Using the Buy and Hold Strategy
So should you buy investments and hold them for the remainder of your portfolio? It’s not that simple. While trying to timing the market isn’t the best idea, neither is buying and ignoring. All portfolios require a checkup at least once a year. Your risk profile can change from year-to-year, and even automatic investments like mutual funds may produce dividends that are returned to your portfolio as cash (and should be reinvested).
Your 401(k) is there to see you through retirement. If you buy and hold the same investments from the time you’re young until you reach retirement age, you may be unpleasantly surprised at your balance.

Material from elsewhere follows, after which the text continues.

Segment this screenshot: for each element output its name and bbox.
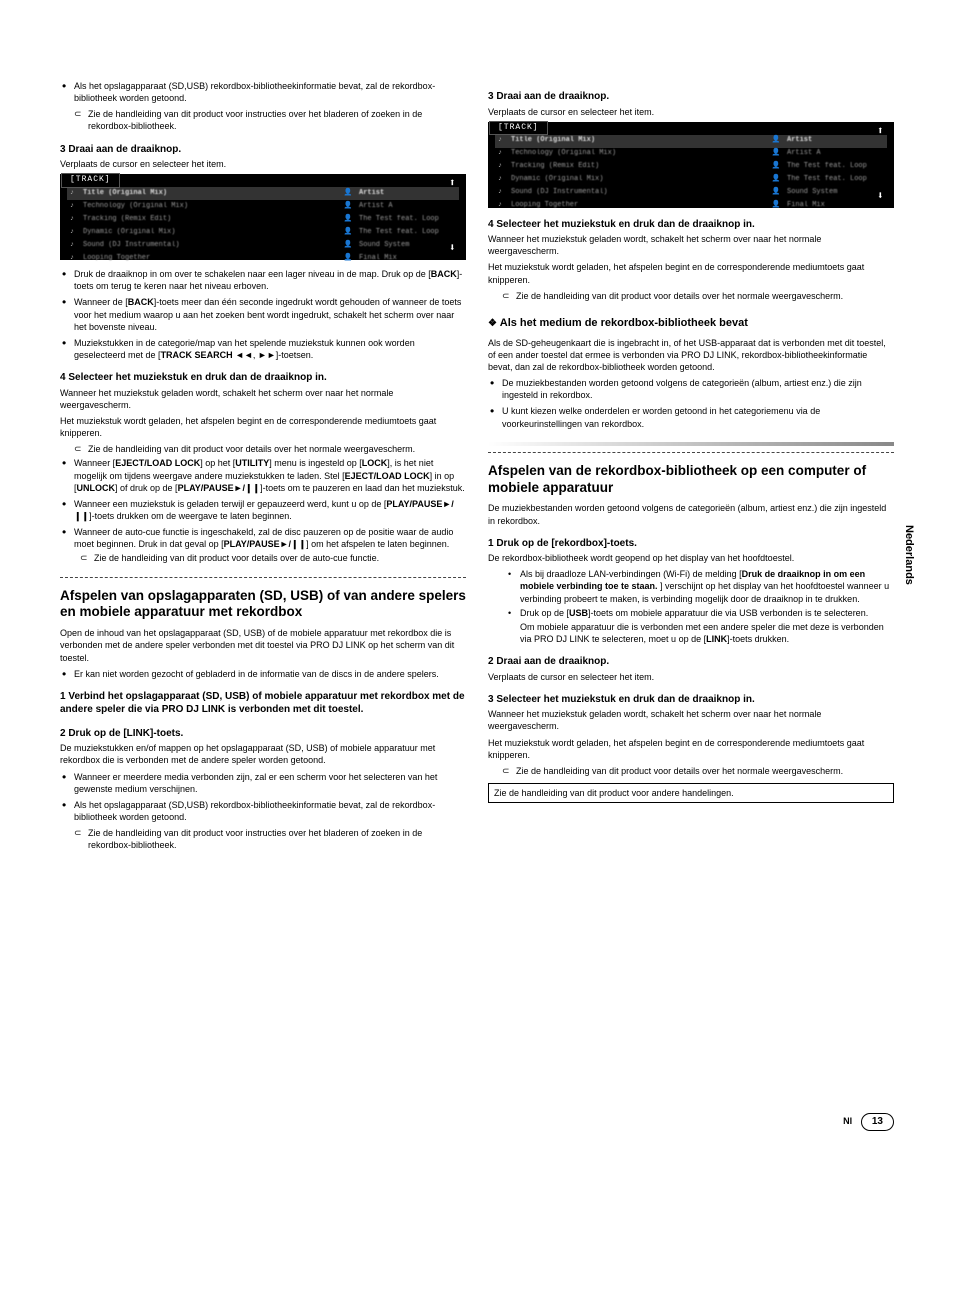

Instead, you need to adjust with the times. The further you are from retirement is the time to be aggressive. As you near retirement age, though, you may want to pare down a little bit, reducing the aggressiveness of your investments to keep your losses to a minimum since you have less time to make up for a loss.
What are your Long-Term Goals?
Your 401(k) is your nest egg for your retirement, not something to mess around with. If you want to try your hand picking stocks, open a brokerage account separate from your 401(k). Retirement savings should have an asset allocation that meets your risk tolerance at the time as well as your long-term goals. What do you plan to achieve in retirement? How much money will it take to reach those goals?
Set your 401(k) up so that it accounts for your risk tolerance and sets you up for retirement. Unnecessarily frequent changes to your asset allocation can eat away at your profits through commissions. Let your 401(k) sit, changing it periodically as you near retirement age, but don’t try to time the market with it.